Tibetan Plateau imposes extremely inhospitable environment on most wildlife. Besides the harsh aquatic environment including hypoxia and chronic cold, high salinity and alkalinity is an increasing threat to Tibetan endemic fishes. Previous genome-wide studies identified key genes contributed to highland fish adaptation to hypoxia and long-term cold, while our understanding of saline and alkaline adaptation in Tibetan fish remains limited. In this study, we performed a comparative genomics analysis in a saline lake-dwelling highland fish Gymnocypris przewalskii, aimed to identify candidate genes that contributed to saline and alkaline adaptation. We found elevated genome-wide rate of molecular evolution in G. przewalskii relative to lowland teleost fish species. In addition, we found nine genes encoding biological macromolecules associated with ion transport functions underwent accelerated evolution in G. przewalskii, which broadly expressed across kidney, gill, liver, spleen, brain and muscle tissues. Moreover, we found putative evidence of ion transport under selection was interacted by co-expression in G. przewalskii adaptation to high salinity and alkalinity environment of Lake Qinghai. Taken together, our comparative genomics study identified a set of rapidly evolving ion transport genes and transcriptomic signatures in Schizothoracine fish adaptation to saline and alkaline environment on the Tibetan Plateau.

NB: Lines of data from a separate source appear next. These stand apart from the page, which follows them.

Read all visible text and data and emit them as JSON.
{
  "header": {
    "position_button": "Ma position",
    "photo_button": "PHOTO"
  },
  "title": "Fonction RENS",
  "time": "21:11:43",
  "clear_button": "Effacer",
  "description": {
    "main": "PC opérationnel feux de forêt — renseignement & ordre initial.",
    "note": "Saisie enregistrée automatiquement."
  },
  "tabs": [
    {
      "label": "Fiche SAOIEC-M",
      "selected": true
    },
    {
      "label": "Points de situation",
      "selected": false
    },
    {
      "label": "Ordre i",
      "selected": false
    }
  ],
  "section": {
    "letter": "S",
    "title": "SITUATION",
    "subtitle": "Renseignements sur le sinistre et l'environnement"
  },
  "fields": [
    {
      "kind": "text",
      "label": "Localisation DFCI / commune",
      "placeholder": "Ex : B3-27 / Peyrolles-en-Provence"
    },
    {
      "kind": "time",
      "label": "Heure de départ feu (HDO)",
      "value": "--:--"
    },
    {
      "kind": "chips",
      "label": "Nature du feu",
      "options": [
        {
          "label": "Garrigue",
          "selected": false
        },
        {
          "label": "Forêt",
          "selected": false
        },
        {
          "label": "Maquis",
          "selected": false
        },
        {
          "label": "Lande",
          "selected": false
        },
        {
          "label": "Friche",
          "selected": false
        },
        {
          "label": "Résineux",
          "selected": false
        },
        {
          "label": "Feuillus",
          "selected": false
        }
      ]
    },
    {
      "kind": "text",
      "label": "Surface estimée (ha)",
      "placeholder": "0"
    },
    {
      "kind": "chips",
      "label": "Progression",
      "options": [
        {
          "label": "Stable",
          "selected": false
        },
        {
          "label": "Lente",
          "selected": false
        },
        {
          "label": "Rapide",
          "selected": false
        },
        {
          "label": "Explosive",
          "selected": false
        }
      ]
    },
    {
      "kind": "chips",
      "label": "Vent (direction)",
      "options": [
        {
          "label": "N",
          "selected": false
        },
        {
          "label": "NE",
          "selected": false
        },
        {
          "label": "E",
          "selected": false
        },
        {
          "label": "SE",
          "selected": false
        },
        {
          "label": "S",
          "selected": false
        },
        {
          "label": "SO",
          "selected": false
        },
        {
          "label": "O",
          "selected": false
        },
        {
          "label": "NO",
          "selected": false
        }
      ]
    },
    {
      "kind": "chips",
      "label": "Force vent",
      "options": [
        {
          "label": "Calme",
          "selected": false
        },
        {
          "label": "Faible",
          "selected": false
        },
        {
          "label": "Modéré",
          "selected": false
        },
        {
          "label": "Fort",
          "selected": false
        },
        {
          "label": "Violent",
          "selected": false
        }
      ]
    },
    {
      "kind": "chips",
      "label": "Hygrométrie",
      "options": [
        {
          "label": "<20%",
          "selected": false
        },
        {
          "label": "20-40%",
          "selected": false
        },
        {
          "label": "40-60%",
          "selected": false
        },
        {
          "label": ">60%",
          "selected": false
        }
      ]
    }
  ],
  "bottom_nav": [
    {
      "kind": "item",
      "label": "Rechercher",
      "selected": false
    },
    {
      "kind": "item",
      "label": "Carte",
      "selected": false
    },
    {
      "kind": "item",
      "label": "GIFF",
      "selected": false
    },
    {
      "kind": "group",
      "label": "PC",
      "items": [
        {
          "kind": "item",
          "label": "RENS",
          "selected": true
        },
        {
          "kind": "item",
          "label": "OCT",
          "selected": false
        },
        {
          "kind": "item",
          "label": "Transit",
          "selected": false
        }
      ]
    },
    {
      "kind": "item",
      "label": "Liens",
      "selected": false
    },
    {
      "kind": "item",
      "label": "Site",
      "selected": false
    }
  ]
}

青藏高原给大多数野生生物带来了极其荒凉的环境。除了低氧和慢性寒冷等恶劣的水生环境外，高盐度和碱度对藏族特有鱼类的威胁也越来越大。先前的全基因组研究确定了关键基因有助于高原鱼类适应缺氧和长期感冒，而我们对藏族鱼类盐分和碱性适应的了解仍然有限。在这项研究中，我们在居住在盐湖中的高地鱼类Gymnocypris przewalskii中进行了比较基因组学分析，旨在鉴定有助于盐和碱适应的候选基因。我们发现G. przewalskii的全基因组分子进化速率升高相对于低地硬骨鱼类种类。此外，我们发现9个编码与离子转运功能相关的生物大分子的基因在G. przewalskii中经历了加速的进化，而该基因在肾脏，腮，肝脏，脾脏，大脑和肌肉组织中广泛表达。此外，我们发现，在选择离子传输的假定证据由在共同表达相互作用G.圆柏适应高盐度和青海湖的碱性环境。综上所述，我们的比较基因组学研究确定了裂殖壶鱼鱼类适应青藏高原盐碱环境的一组快速发展的离子转运基因和转录组特征。